说来也巧,风水破掉以后,仅仅不到一个月的时间,刘振华儿子杀人了。

为了让孩子脱罪,刘振华想尽一切办法,纸包终归不住火,一系列扫黑除恶运动下,他吃了枪子,事情甚至还上过晚报和电视台,可以说是大快民心。

如果不是我亲眼见证荒野之外的妖魔鬼怪,也不会对此充满着好奇与敬畏。

回想那玄奥诡异的命理风水,就像打开了我另外一扇门。

爷爷因此落下病根,双腿不利索,养活全家的重担交在了我的身上,为了吃饭,我整天出去捡垃圾,收破烂,身上总会有一股怪味儿,同学们的嘲笑,使我非常厌学,想过辍学。

可对爷爷的麻衣术数,我始终念念不忘,在我不懈努力下,爷爷终于答应教我。

不过,爷爷要我好好读书,考上大学,并且十八岁之前,绝对不准显露本事,更不准为人摸骨算命、看相占卜,风水立向,否则会有很大的麻烦。

我满口答应他的要求,整整兴奋的一夜未睡。

从那天开始,我每天都要背诵基础知识,学习相术、卜术。

我们麻衣派看人主要分“骨相”、“皮相”、“血相”,祖师是麻衣道人,传说祖师爷曾经是为僧人,后来入了道家,佛道兼修创下千古奇书“麻衣神相”。

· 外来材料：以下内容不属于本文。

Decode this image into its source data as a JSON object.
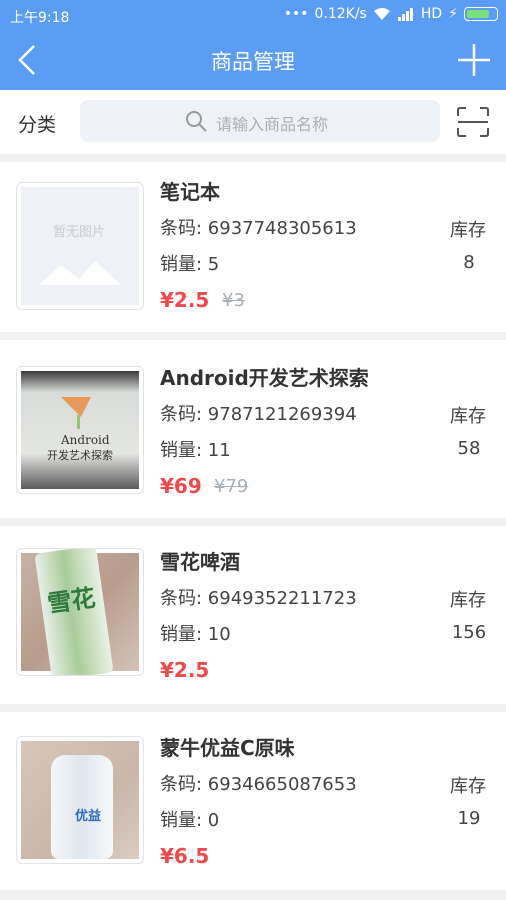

虽然有句老话讲,相由心生,好人坏人的确能在面相中分辨出来,但谁又能保证好人不会生出邪念?所以,爷爷要我别太依赖相术识人。

我有问过爷爷,为什么不能以相术谋生?

他老人家告诉我,因为这辈子泄露天机太多,命里只剩一卦,会在我十八岁那年留给我!

我当时就哭了,说您老人家可千万别死啊,我在这个世上就您这么一个亲人了。

爷爷没搭理我,有些事情他早已经做好打算。

我记得小时候的冬天特别冷,买不起煤,我就去锅炉房捡煤砟,吃不起饭,就出去要饭。

好在天无绝人之路,我们家附近新开一家东北餐馆。老板娘叫王娇,她见我可怜,就把我带到餐馆,特意让后厨多给我几个馒头,还告诉我,如果不嫌弃,以后每天晚上九点以后都可以来领剩饭。

说是剩饭,可每次王姨都用干净的饭盒装好。

她让我保留最后一丝自尊。

靠着王姨的帮助,我和爷爷总算能活下来。

更巧合的是,我和王姨的女儿在一所学校读书。

她叫张娜,我们是同班同学,她不仅人长得漂亮,心地特别善良。

她经常会帮助我补课,在我心里早已深深喜欢上这个女孩儿,我有一个很强的信念,一定要和她上同一所学校。

高中三年不懈努力,我对自己的成绩很有信心,可天意弄人,偏偏发布成绩前夕,发生一件改变我命运的事情。